In Spain, where most of the rain fell in just a few
hours, the scientists estimated that such heavy rainfall is expected once every
40 years, but they could not conduct a full attribution analysis as the
available climate models poorly represent heavy rainfall on timescales shorter
than a day.
These findings have large mathematical uncertainties,
as the events occurred over relatively small areas, and most climate models do
not represent rainfall on these small scales well.
While the scientists cannot completely rule out the
possibility that climate change has not affected the likelihood and intensity
of events like these, they are confident that it did play a role for several
reasons: increased temperatures generally lead to heavier rainfall and studies
project heavier rain in the region as temperatures rise; they could find no
evidence of factors that might be making heavy rain less likely and balancing
the influence of climate change; and weather station data in the region shows a
trend towards heavier rain. Because of the limits in the models, the scientists
did not give a central estimate of the influence of climate change, as they
have done in previous studies, instead giving an upper-bound of the effect.

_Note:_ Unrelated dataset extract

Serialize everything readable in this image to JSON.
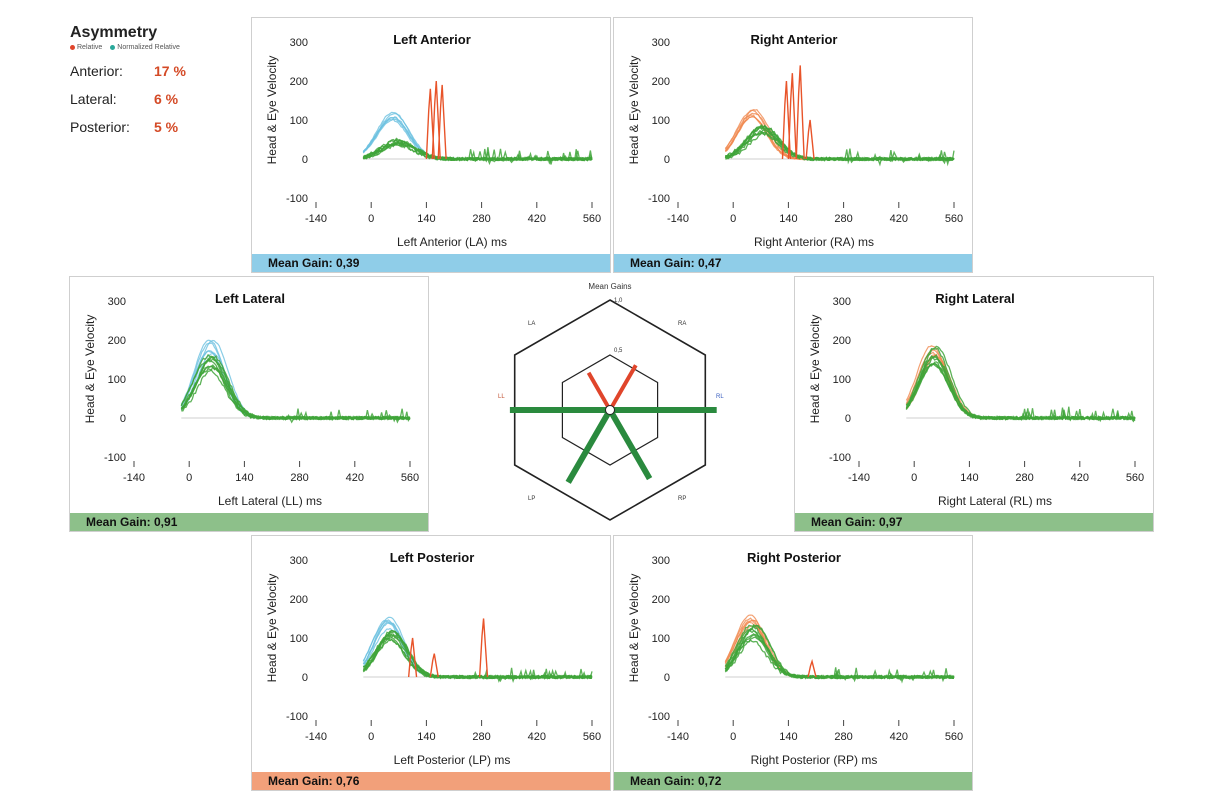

A key finding of the study is that the very large
impacts observed in some of the regions were caused by a combination of high
vulnerability of the population and their exposure to the event. In the
affected area in Central Greece, most of the cities and communities and a large
part of the infrastructure are located in flood-prone areas. In Libya, a
combination of several factors including long-lasting armed conflict, political
instability, potential design flaws and poor maintenance of dams all
contributed to the disaster. The interaction of these factors, and the very
heavy rain that was worsened by climate change, created the extreme
destruction.
The study was conducted by 13 researchers as part of
the World Weather Attribution group, including scientists from universities and
research centres in Greece, the Netherlands, the United Kingdom and the United
States.
According to Julie Arrighi, Director at the Red Cross
Red Crescent Climate Centre, “This devastating disaster shows how climate
change-fueled extreme weather events are combining with human factors to create
even bigger impacts, as more people, assets and infrastructure are exposed and
vulnerable to flood risks. However, there are practical solutions that can help
us prevent these disasters from becoming routine such as strengthened emergency
management, improved impact-based forecasts and warning systems, and
infrastructure that is designed for the future climate.”